Sometimes, it is convenient to access to a mutable element by its names rather than an index. This is possible with the collections.namedtuple() function. Your first need to design a structure using namedtuple function. Then, you create the named tuple.
person = collections.namedtuple("FirstName", "Surname", "age")
persons = []
persons.append(person("Alain", "Delon", 32))
persons.append(person("Jean", "Gabin", 39))
You can now access to the first names of each tuple using the name attribute:
first_names = [x.name for x in persons]
A priority queue lets you add objects in an arbitrary order and at any time (possibly in-between the adding) find (and possibly remove) the smallest element. It does so much more efficiently than, say, using min on a list.
The heapq module (with the q standing for queue) contains six functions, the first four of which are directly related to heap manipulation.
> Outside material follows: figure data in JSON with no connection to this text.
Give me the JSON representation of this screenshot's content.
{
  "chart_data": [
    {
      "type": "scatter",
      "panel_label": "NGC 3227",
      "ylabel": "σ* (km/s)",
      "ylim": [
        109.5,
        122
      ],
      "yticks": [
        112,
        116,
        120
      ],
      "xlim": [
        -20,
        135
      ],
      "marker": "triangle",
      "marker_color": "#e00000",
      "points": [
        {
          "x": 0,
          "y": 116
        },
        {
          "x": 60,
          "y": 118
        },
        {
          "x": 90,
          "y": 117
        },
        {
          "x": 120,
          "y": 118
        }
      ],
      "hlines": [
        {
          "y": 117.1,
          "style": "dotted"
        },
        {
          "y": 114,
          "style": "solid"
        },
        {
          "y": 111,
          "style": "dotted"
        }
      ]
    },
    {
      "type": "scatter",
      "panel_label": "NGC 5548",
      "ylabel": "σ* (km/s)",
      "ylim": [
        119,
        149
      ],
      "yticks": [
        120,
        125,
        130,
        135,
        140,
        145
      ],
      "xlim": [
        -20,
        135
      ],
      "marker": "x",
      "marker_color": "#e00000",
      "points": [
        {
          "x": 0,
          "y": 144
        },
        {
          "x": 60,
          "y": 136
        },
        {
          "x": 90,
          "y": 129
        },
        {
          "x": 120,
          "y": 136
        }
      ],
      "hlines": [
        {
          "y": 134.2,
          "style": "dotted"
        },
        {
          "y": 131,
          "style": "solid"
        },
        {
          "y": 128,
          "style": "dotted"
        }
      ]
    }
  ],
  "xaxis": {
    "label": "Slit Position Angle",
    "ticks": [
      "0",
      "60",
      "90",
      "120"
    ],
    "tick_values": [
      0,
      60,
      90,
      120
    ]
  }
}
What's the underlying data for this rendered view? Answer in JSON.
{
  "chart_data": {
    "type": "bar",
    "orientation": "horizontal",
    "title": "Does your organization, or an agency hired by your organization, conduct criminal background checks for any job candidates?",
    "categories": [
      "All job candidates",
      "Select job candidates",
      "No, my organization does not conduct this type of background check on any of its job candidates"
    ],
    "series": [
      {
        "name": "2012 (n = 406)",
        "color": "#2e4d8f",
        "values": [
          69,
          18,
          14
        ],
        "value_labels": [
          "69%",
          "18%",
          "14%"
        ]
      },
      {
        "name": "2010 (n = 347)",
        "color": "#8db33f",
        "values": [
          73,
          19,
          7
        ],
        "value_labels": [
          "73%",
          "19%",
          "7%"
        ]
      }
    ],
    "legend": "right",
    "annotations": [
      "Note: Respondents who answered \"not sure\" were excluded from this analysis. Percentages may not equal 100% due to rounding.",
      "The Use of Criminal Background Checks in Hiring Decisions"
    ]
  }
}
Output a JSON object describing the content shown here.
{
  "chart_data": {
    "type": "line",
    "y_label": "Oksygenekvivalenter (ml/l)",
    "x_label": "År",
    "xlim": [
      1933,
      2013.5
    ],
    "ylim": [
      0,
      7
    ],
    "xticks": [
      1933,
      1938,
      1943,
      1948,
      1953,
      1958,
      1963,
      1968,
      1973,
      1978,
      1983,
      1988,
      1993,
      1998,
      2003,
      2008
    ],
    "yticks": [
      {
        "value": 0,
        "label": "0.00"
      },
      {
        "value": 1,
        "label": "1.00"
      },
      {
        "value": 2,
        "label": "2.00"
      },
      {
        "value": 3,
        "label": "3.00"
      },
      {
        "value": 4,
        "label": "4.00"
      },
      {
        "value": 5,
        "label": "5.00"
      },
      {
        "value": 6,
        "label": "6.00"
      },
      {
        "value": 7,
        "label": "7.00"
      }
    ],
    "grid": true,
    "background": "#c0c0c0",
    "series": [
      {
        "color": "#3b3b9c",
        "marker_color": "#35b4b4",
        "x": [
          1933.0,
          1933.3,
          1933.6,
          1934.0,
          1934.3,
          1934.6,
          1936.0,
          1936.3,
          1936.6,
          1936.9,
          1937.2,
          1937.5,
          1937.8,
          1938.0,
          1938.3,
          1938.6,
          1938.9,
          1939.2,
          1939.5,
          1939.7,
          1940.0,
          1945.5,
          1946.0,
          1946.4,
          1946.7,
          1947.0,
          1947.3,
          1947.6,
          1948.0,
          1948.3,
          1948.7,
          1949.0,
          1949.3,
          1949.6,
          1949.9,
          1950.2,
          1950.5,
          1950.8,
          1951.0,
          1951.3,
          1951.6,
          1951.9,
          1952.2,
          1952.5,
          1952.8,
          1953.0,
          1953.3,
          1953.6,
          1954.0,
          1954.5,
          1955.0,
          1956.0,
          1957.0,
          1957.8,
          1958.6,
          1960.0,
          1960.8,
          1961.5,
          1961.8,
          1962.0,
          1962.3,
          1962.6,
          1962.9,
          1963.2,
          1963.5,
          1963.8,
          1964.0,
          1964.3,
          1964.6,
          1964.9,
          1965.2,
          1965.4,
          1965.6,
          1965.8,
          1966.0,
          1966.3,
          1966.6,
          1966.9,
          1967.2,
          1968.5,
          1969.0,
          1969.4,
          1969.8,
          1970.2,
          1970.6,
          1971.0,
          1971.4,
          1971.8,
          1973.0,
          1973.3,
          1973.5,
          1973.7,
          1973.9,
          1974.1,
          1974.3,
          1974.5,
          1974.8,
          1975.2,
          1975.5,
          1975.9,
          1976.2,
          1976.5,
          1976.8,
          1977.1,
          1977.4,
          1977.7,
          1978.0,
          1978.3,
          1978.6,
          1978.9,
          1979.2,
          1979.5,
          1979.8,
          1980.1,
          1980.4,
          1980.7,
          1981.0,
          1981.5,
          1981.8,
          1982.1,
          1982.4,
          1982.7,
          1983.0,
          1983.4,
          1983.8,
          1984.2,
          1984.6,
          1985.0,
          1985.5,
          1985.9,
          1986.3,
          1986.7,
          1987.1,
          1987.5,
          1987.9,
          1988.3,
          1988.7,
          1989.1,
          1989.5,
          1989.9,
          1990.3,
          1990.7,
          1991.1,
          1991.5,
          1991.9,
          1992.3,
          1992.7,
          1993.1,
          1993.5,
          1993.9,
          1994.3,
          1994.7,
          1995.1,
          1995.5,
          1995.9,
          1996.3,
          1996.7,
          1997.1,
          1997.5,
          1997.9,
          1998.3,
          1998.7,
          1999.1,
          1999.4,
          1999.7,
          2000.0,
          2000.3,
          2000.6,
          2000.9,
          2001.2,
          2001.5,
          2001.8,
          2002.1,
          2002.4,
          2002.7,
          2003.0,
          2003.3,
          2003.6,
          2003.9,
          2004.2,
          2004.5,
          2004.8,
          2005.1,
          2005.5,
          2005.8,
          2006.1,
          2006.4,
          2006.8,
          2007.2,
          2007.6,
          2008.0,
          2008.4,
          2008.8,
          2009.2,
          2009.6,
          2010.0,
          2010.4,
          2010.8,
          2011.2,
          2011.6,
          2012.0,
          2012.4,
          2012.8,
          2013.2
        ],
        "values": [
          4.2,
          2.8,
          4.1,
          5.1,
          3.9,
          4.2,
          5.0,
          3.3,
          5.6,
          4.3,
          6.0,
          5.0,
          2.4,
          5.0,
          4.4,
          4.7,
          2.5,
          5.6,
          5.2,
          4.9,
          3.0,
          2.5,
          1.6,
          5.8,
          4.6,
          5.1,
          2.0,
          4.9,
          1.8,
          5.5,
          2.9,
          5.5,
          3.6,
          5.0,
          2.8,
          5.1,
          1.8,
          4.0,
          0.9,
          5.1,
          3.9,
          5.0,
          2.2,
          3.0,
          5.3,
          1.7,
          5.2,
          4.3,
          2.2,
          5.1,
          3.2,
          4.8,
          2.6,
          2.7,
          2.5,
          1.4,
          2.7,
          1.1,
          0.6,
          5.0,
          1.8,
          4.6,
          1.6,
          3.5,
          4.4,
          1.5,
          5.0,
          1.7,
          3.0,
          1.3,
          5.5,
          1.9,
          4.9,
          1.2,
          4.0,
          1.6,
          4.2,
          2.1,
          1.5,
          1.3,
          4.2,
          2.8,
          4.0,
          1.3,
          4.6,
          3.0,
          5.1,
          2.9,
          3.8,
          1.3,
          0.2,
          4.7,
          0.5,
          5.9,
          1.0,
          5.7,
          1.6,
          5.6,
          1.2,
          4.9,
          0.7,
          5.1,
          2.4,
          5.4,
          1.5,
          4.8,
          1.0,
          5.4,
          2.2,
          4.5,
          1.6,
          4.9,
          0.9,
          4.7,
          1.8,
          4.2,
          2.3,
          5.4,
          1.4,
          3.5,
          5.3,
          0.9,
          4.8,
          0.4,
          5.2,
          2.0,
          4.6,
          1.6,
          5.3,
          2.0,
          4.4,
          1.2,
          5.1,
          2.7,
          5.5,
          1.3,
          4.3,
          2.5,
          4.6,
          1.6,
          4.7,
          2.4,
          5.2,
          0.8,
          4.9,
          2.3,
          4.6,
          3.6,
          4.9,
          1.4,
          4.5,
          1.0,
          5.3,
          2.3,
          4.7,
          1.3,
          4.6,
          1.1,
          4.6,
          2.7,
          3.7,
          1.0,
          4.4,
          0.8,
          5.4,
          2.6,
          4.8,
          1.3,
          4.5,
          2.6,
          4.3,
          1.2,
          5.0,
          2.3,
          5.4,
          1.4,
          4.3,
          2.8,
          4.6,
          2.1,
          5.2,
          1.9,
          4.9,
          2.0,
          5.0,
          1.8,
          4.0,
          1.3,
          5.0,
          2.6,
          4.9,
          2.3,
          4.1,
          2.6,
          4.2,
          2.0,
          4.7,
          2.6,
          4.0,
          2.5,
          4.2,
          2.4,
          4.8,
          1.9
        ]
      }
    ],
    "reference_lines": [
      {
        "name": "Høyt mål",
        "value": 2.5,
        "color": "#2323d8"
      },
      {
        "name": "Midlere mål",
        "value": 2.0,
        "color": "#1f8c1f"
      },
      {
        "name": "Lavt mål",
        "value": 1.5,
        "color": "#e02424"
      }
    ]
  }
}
You must use a list as the heap object itself.
The heappush function is used to add an item to a heap. Note that you shouldn’t use it on any old list–only one that has been built through the use of the various heap functions. The reason for this is that the order of the elements is important.
>>> from heapq import *
>>> from random import shuffle
>>> data = range(10)
>>> shuffle(data)
>>> heap = []
>>> for n in data:
... heappush(heap, n)
>>> heap
[0, 1, 3, 6, 2, 8, 4, 7, 9, 5]
>>> heappush(heap, 0.5)
>>> heap
[0, 0.5, 3, 6, 1, 8, 4, 7, 9, 5, 2]
Note
The order of the elements isn’t as arbitrary as it seems. They aren’t in strictly sorted order, but there is one guarantee made: the element at position i is always greater than the one in position i // 2. This is the basis for the underlying heap algorithm. This is called the heap property.
The heappop function pops off the smallest element, which is always found at index 0, and makes sure that the smallest of the remaining element takes over this position:
>>> heappop(heap)
0
>>> heappop(heap)
0.5
>>> heappop(heap)
1
>>> heap
[2, 5, 3, 6, 9, 8, 4, 7]
Note
The method heappushpop that pushes item on the heap, then pops and returns the smallest item from the heap. The combined action runs more efficiently than heappush() followed by a separate call to heappop().
The heapify function takes an arbitrary list and makes it a heap:
>>> heap = [5, 8, 0, 3, 6, 7, 9, 1, 4, 2]
>>> heapify(heap)
>>> heap
[0, 1, 5, 3, 2, 7, 9, 8, 4, 6]
The heapreplace function is not quite as commonly used as the others. It pops the smallest element off the heap and then pushes a new element onto it. This is more efficient than a heappop followed by a heappush:
>>> heapreplace(heap, 0.5)
0
>>> heap
[0, 0.5, 3, 4, 1, 6, 8, 9, 7, 5, 2]
>>> heapreplace(heap, 10)
0.5
>>> heap
[1, 2, 5, 3, 6, 7, 9, 8, 4, 10]
The remaining two functions of the heapq module, nlargest(n, iter) and nsmallest(n, iter), are used to find the n largest or smallest elements, respectively, of any iterable object iter. You could do this by using sorting (for example, using the sorted function) and slicing, but the heap algorithm is faster and more memory-efficient (and, not to mention, easier to use).
Like list, there is a count() method to count occurences of an item.